CMarkovCPD::~CMarkovCPD(void)
  {

  }
//+------------------------------------------------------------------+
//| DESCRIPTION:                                                     |
//| This function creates MCPD (Markov Chains for Population Data)   |
//| solver.                                                          |
//| This solver can be used to find transition matrix P for          |
//| N-dimensional prediction problem where transition from X[i] to   |
//|     X[i+1] is modelled as X[i+1] = P*X[i]                        |
//| where X[i] and X[i+1] are N-dimensional population vectors       |
//| (components of each X are non-negative), and P is a N*N          |
//| transition matrix (elements of   are non-negative, each column   |
//| sums to 1.0).                                                    |
//| Such models arise when when:                                     |
//| * there is some population of individuals                        |
//| * individuals can have different states                          |
//| * individuals can transit from one state to another              |
//| * population size is constant, i.e. there is no new individuals  |
//|   and no one leaves population                                   |
//| * you want to model transitions of individuals from one state    |
//|   into another                                                   |
//| USAGE:                                                           |
//| Here we give very brief outline of the MCPD. We strongly         |
//| recommend you to read examples in the ALGLIB Reference Manual    |
//| and to read ALGLIB User Guide on data analysis which is          |
//| available at http://www.alglib.net/dataanalysis/                 |
//| 1. User initializes algorithm state with MCPDCreate() call       |
//| 2. User adds one or more tracks -  sequences of states which     |
//|    describe evolution of a system being modelled from different  |
//|    starting conditions                                           |
//| 3. User may add optional boundary, equality and/or linear        |
//|    constraints on the coefficients of P by calling one of the    |
//|    following functions:                                          |
//|    * MCPDSetEC() to set equality constraints                     |
//|    * MCPDSetBC() to set bound constraints                        |
//|    * MCPDSetLC() to set linear constraints                       |
//| 4. Optionally, user may set custom weights for prediction errors |
//|    (by default, algorithm assigns non-equal, automatically chosen|
//|    weights for errors in the prediction of different components  |
//|    of X). It can be done with a call of                          |
//|    MCPDSetPredictionWeights() function.                          |
//| 5. User calls MCPDSolve() function which takes algorithm state   |
//|    and pointer (delegate, etc.) to callback function which       |
//|    calculates F/G.                                               |
//| 6. User calls MCPDResults() to get solution                      |
//| INPUT PARAMETERS:                                                |
//|     N       -   problem dimension, N>=1                          |
//| OUTPUT PARAMETERS:                                               |
//|     State   -   structure stores algorithm state                 |
//+------------------------------------------------------------------+

 
elibrarius:

Why rewrite? See alglib.


wow, is that in datanalisis or solvers? didn't see it in the help

 
Maxim Dmitrievsky:

Wow, is that in the datanalisis or in the solvers?

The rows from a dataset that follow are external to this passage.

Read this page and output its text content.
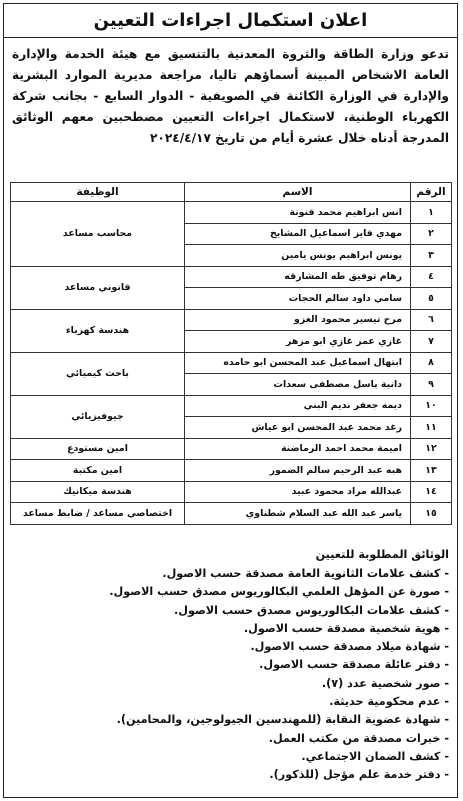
اعلان استكمال اجراءات التعيين
تدعو وزارة الطاقة والثروة المعدنية بالتنسيق مع هيئة الخدمة والإدارة العامة الاشخاص المبينة أسماؤهم تاليا، مراجعة مديرية الموارد البشرية والإدارة في الوزارة الكائنة في الصويفية - الدوار السابع - بجانب شركة الكهرباء الوطنية، لاستكمال اجراءات التعيين مصطحبين معهم الوثائق المدرجة أدناه خلال عشرة أيام من تاريخ ٢٠٢٤/٤/١٧
الرقم	الاسم	الوظيفة
١	انس ابراهيم محمد قنونة	محاسب مساعد
٢	مهدي فايز اسماعيل المشايخ	
٣	يونس ابراهيم يونس يامين	
٤	رهام توفيق طه المشارقه	قانوني مساعد
٥	سامي داود سالم الحجات	
٦	مرح تيسير محمود الغزو	هندسة كهرباء
٧	غازي عمر غازي ابو مزهر	
٨	ابتهال اسماعيل عبد المحسن ابو حامده	باحث كيميائي
٩	دانية باسل مصطفى سعدات	
١٠	ديمه جعفر نديم البني	جيوفيزيائي
١١	رغد محمد عبد المحسن ابو عياش	
١٢	اميمة محمد احمد الرماضنة	امين مستودع
١٣	هبه عبد الرحيم سالم الضمور	امين مكتبة
١٤	عبدالله مراد محمود عبيد	هندسة ميكانيك
١٥	ياسر عبد الله عبد السلام شطناوي	اختصاصي مساعد / ضابط مساعد
الوثائق المطلوبة للتعيين
- كشف علامات الثانوية العامة مصدقة حسب الاصول.
- صورة عن المؤهل العلمي البكالوريوس مصدق حسب الاصول.
- كشف علامات البكالوريوس مصدق حسب الاصول.
- هوية شخصية مصدقة حسب الاصول.
- شهادة ميلاد مصدقة حسب الاصول.
- دفتر عائلة مصدقة حسب الاصول.
- صور شخصية عدد (٧).
- عدم محكومية حديثة.
- شهادة عضوية النقابة (للمهندسين الجيولوجين، والمحامين).
- خبرات مصدقة من مكتب العمل.
- كشف الضمان الاجتماعي.
- دفتر خدمة علم مؤجل (للذكور).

datanalisis - search for the file itself
 
elibrarius:
datanalisis - search the file itself

in the header it says look at the examples on the site, but there are no examples on the site

 
Maxim Dmitrievsky:

In the header it says see examples on the site, but there are no examples on the site

If you know how to work with this in other languages, I think you can use this version by analogy. The I/O parameters should be similar.